Reconhecido como menor desacompanhado
“Fui reconhecido como menor desacompanhado em março [2020], durante o primeiro lockdown. Eu ia receber cuidados (do Aide Sociale à l’Enfance ou Assistência Social da Infância e Juventude). Isso também significava que eu não iria morar com uma família adotiva.
Recebi a autorização judicial do juiz no final de março (2020)”.
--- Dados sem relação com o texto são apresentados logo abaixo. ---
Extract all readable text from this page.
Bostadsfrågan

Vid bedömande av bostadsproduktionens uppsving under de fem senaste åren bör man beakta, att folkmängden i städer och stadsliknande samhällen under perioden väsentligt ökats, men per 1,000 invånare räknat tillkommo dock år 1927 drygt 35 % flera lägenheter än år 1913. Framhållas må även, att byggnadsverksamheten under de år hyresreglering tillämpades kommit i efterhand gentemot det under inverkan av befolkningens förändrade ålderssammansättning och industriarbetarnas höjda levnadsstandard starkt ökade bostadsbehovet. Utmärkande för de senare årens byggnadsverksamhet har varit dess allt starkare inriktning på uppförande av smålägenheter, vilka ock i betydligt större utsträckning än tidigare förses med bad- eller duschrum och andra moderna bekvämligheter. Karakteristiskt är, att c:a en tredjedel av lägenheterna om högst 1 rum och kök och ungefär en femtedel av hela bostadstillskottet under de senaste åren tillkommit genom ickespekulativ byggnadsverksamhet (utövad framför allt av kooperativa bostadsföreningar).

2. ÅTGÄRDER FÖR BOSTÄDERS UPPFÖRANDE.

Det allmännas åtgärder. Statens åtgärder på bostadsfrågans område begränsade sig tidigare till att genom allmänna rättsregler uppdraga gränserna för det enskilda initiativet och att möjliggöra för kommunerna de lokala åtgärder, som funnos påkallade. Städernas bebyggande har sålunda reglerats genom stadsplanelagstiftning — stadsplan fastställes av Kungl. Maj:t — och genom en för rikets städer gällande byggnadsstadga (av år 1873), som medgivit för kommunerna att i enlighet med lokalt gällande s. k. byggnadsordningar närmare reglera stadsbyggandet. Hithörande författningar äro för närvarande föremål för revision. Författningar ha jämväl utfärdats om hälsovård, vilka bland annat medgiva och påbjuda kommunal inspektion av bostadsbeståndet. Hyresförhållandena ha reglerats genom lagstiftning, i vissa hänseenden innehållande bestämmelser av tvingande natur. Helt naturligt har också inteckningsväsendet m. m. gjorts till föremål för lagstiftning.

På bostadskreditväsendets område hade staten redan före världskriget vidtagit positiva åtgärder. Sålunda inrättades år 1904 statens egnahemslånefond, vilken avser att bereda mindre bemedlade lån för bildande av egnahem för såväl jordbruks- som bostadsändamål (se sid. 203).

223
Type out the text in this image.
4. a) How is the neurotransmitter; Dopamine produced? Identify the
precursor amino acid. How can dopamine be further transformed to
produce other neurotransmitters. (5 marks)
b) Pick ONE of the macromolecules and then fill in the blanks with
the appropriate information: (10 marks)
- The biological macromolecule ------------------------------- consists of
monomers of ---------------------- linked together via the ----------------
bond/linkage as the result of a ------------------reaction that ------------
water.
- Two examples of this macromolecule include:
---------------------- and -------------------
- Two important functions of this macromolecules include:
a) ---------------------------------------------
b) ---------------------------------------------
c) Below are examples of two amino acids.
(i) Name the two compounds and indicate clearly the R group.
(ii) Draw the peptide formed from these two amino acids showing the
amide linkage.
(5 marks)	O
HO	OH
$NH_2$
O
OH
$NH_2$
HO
“No dia seguinte, fui encaminhado ao SEMNA (setor educacional para menores desacompanhados). Eles me colocaram em um hotel em Pigalle (bairro de Paris) até que eu pudesse ser posto em outro lugar. Eles me perguntaram onde eu preferiria morar: um apartamento com outros jovens ou um albergue. Eu teria preferido ficar com uma família adotiva, mas isso não era mais possível. Então optei por morar em um apartamento. Meu orientador no SEMNA enviou meu perfil para a Cruz Vermelha. Alguns dias depois, eles me aceitaram. Mudei-me dois dias antes do fim do lockdown.
Quando conto essa história, me sinto liberto. Porque quando estou sozinho, penso muito nisso, embora prefira ficar só”.
“Os pequenos momentos que me fazem sentir bem são quando estou sozinho em casa e quando vou ver meu psiquiatra. Eu me sinto bem depois. Quando volto para Aubervilliers também. Não era uma vida fácil, mas eu gosto de ir lá e passar o tempo. Isso me faz me sentir bem. E mal também. Eu vejo pessoas, não as mesmas pessoas de quando eu estava lá. Eu vou lá e me sento, se alguém vem, eles se sentam ao meu lado e começamos a conversar. Conversamos, tentamos descobrir quem é o outro, compartilhamos o que estamos passando.
É importante compartilhar minha história, explicar o que passei. Tudo que eu quero é ter uma vida normal, um emprego. Para poder fazer alguma coisa, ter uma família um dia e viver como todo mundo”.